Jedes 5. Kind in Deutschland lebt in Armut. Und die Corona-Krise hat wie unter einem Brennglas die Probleme, Lücken und Bedarfe deutlich gemacht. Familien in prekären Situationen und armutsgefährdete Familien hat die Pandemie besonders getroffen. Armut bedeutet nicht nur Mangel, Unterversorgung und Einschränkungen für Kinder. Armut raubt Kindern Zukunfts- und Teilhabechancen.
Deutlich wurde in der Pandemie, wie eng in unserer Gesellschaft der Zusammenhang zwischen sozialer Herkunft und Bildungserfolg ist. Es ist eine Frage des Einkommens, ob Kinder am Home-Schooling teilhaben können, ob digitale Endgeräte vorhanden sind. Die Folgen des Lock-Down bedeuteten für Familien und Alleinerziehende mit geringen finanziellen Möglichkeiten immense Herausforderungen. Neben dem Zugang zum Internet, digitalen Endgeräten spielen auch die räumliche Enge, fehlender Platz für das Lernen, sowie mangelnde Unterstützung durch die Eltern eine große Rolle.
Home-Schooling ist dabei eine immense Herausforderung, auch für finanziell abgesicherte oder Akademikerfamilien.
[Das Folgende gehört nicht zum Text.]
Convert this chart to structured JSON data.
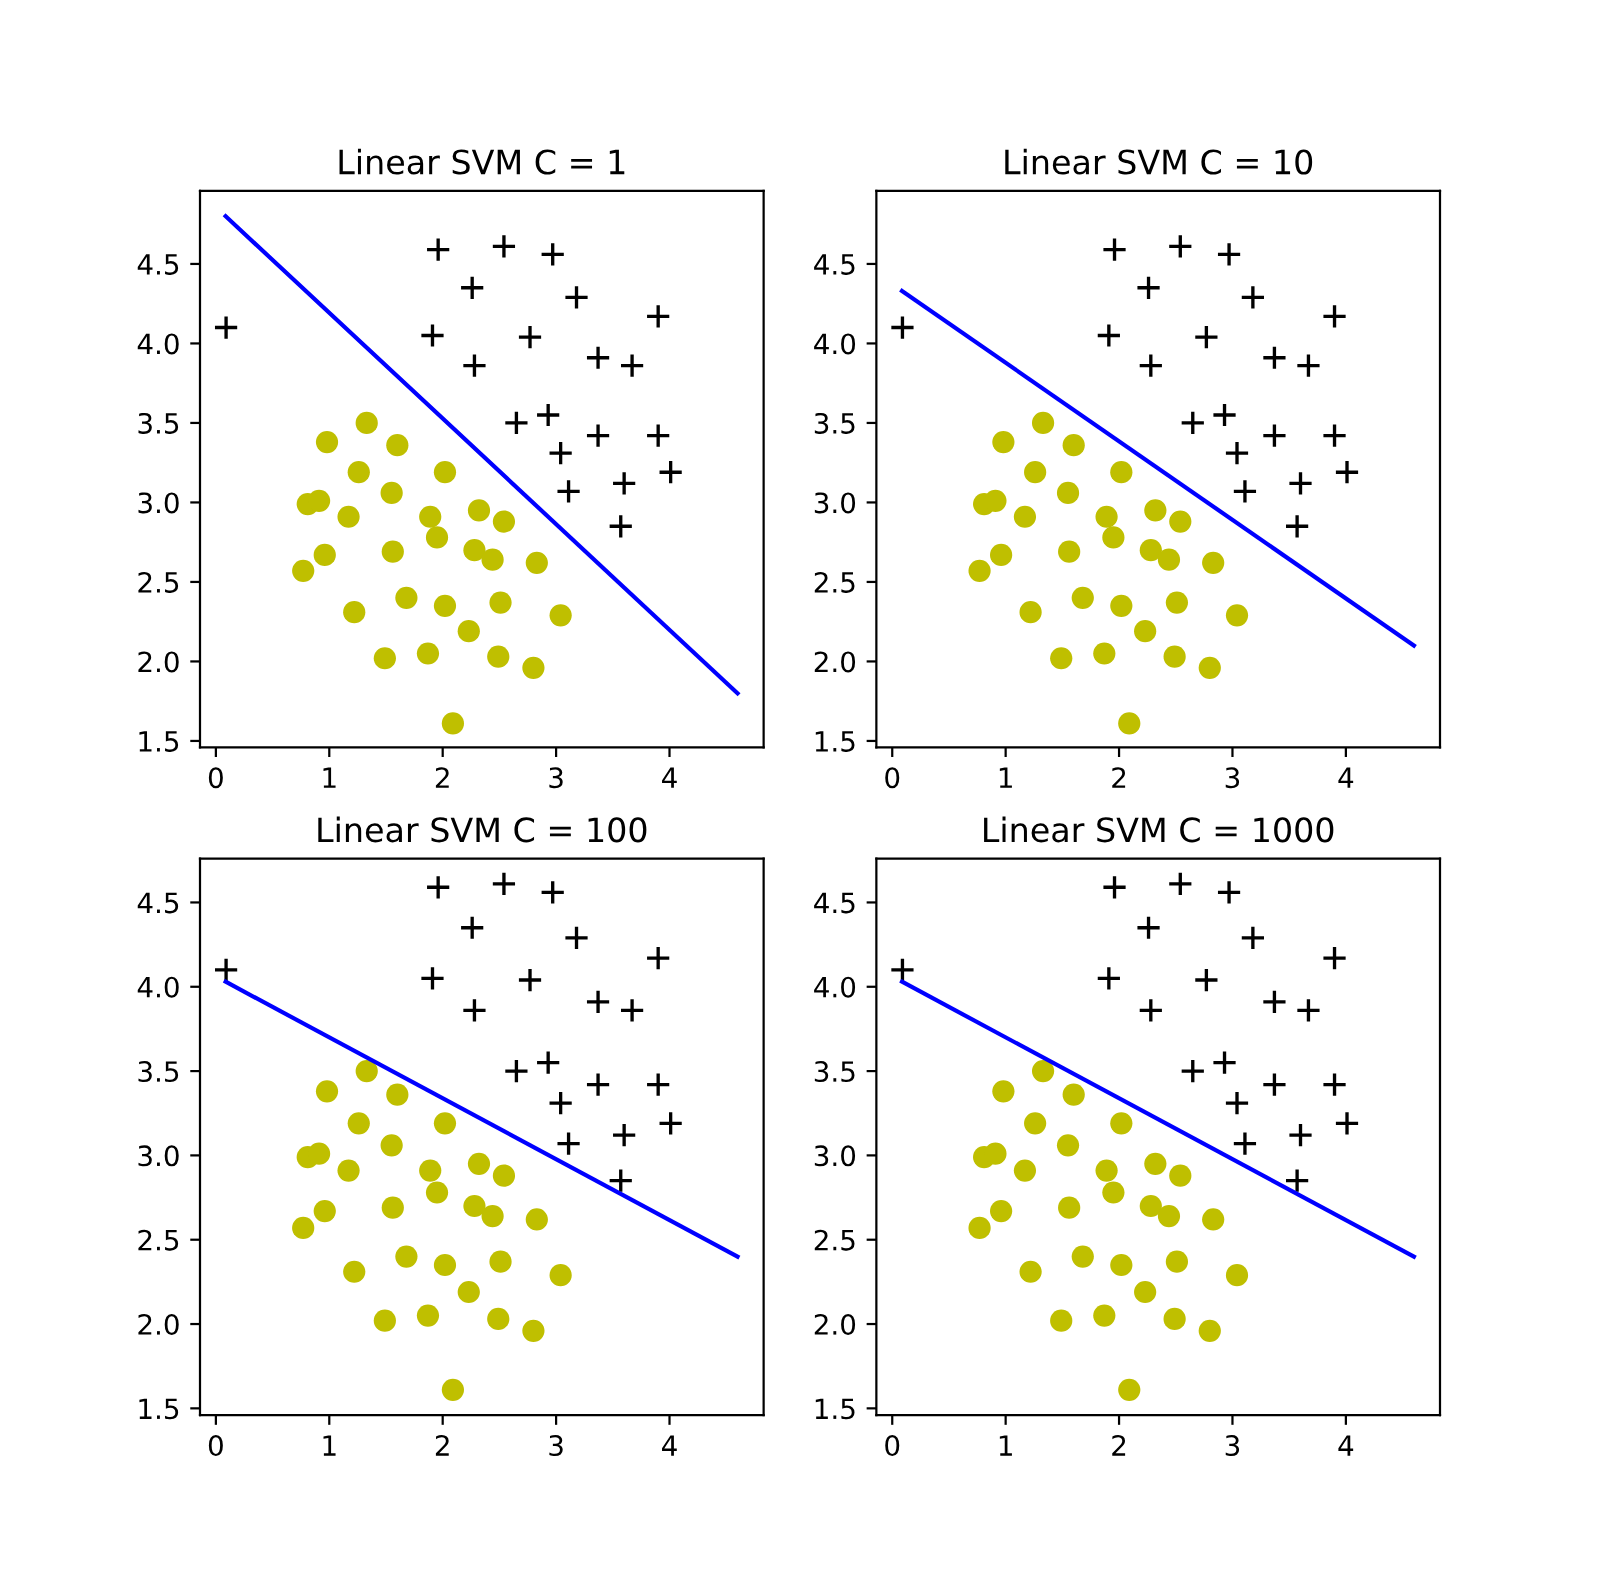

In der Regel bedeutet Home-Schooling eine dreifache Belastung v.a. der Mütter, die neben Berufstätigkeit, Zuständigkeit für Familie und Haushalt nun auch noch die Lernbegleitung im Blick haben sollen.
Aber insbesondere für Kinder & Jugendliche aus armen Familien fehlen digitale Endgeräte für die Bearbeitung des Lernstoffs und der Hausaufgaben. Auch wenn Computer oder Laptop vorhanden sind, belasten die Kosten für z.B. die Druckerpatronen die Haushaltskasse sehr stark. In der Folge entwickelte zum Beispiel das KIZ in Kirchheim ihr Projekt RuckZuckDruck und bietet Schüler*innen an, ihre Arbeitsblätter und Arbeitsmaterialien kostenlos ausdrucken zu lassen.
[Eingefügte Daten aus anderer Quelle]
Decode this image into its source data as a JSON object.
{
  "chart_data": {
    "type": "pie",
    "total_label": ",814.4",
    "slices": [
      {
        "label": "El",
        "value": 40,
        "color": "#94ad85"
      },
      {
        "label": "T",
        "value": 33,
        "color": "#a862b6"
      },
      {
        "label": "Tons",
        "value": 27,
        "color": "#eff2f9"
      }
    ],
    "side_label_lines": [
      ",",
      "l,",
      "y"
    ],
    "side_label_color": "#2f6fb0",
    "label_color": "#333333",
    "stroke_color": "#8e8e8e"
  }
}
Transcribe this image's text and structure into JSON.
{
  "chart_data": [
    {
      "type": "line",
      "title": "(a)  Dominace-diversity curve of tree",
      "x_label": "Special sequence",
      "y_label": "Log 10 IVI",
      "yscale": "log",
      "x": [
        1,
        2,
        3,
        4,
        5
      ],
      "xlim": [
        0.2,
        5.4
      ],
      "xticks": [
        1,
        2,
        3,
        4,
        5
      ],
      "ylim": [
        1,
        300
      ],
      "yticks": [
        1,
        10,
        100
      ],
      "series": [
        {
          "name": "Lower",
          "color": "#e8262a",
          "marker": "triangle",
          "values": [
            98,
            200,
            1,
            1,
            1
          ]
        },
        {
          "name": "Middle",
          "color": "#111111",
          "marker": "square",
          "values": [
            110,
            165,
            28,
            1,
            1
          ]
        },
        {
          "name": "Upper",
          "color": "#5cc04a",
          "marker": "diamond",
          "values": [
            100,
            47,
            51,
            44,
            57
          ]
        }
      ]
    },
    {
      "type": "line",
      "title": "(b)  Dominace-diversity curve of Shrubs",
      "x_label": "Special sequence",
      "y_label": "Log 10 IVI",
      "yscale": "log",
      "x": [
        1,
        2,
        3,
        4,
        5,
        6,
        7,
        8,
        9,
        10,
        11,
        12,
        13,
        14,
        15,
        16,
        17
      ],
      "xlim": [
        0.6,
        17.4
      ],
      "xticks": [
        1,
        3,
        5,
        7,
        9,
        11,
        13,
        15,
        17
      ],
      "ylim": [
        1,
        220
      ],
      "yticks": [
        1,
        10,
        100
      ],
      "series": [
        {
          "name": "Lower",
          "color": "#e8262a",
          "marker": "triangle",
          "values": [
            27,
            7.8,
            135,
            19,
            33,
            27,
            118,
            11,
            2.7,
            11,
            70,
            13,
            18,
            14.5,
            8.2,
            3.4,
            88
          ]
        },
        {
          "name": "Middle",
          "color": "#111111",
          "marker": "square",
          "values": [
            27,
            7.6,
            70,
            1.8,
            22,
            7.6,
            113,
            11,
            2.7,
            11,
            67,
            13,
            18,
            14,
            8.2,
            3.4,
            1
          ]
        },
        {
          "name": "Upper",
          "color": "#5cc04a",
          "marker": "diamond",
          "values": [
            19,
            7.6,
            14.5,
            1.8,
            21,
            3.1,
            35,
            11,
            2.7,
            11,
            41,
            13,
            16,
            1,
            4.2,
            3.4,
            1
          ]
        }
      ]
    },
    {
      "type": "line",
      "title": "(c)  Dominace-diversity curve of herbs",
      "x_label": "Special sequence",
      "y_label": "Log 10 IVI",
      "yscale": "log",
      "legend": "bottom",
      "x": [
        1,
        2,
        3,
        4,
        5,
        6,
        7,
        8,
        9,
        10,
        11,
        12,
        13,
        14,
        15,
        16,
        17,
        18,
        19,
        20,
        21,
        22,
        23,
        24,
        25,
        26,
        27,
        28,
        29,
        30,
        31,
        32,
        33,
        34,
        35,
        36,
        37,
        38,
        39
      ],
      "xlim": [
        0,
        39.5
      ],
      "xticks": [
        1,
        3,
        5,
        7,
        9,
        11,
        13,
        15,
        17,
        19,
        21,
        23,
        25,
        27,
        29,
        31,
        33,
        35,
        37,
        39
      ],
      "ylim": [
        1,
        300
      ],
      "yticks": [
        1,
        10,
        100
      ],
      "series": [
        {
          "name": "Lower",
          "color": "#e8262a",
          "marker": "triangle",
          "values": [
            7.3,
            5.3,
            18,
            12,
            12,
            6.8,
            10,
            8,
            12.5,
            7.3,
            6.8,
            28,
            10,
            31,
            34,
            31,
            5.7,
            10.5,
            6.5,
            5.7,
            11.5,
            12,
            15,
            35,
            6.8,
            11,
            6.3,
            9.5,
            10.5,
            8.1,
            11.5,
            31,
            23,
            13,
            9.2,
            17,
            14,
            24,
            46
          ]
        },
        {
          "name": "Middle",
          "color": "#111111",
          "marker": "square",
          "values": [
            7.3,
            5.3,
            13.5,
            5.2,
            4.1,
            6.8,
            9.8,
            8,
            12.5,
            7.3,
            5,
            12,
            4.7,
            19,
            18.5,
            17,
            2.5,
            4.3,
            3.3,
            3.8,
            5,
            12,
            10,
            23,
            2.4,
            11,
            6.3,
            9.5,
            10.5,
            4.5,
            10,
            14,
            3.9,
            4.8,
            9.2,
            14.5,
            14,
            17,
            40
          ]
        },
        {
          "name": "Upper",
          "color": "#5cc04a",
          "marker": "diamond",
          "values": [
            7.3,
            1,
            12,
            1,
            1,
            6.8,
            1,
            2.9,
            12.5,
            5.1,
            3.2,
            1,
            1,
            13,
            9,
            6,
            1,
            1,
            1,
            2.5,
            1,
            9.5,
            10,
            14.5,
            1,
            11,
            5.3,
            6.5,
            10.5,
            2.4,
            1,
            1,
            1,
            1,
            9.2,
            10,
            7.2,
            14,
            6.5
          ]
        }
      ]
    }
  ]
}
Die Mitarbeiter*innen der offenen Kinder- und Jugendarbeit stellen fest, dass vielen Kindern und Jugendlichen der Kontakt zu den Gleichaltrigen, Bewegungsangebote und/ oder das gemeinsame Spielen fehlten. So entwickelte der Jugendtreff Sulzgries Spiel- und Bastelanleitungen zum Abholen oder das katholische Jugendreferat mobile spirituelle Angebote an.
Deutlich ist jetzt bereits, dass benachteiligte Kinder & Jugendliche, Schüler*innen mit Migrationshintergrund oder Fluchterfahrung durch Lehrer*innen häufig nicht erreicht werden konnten. Es ist zudem davon auszugehen, dass die freiwilligen Lernangebote in den Sommerferien nicht ausreichen werden, um versäumten Lernstoff aufzuholen und gleiche Voraussetzungen im neuen Schuljahr zu erreichen.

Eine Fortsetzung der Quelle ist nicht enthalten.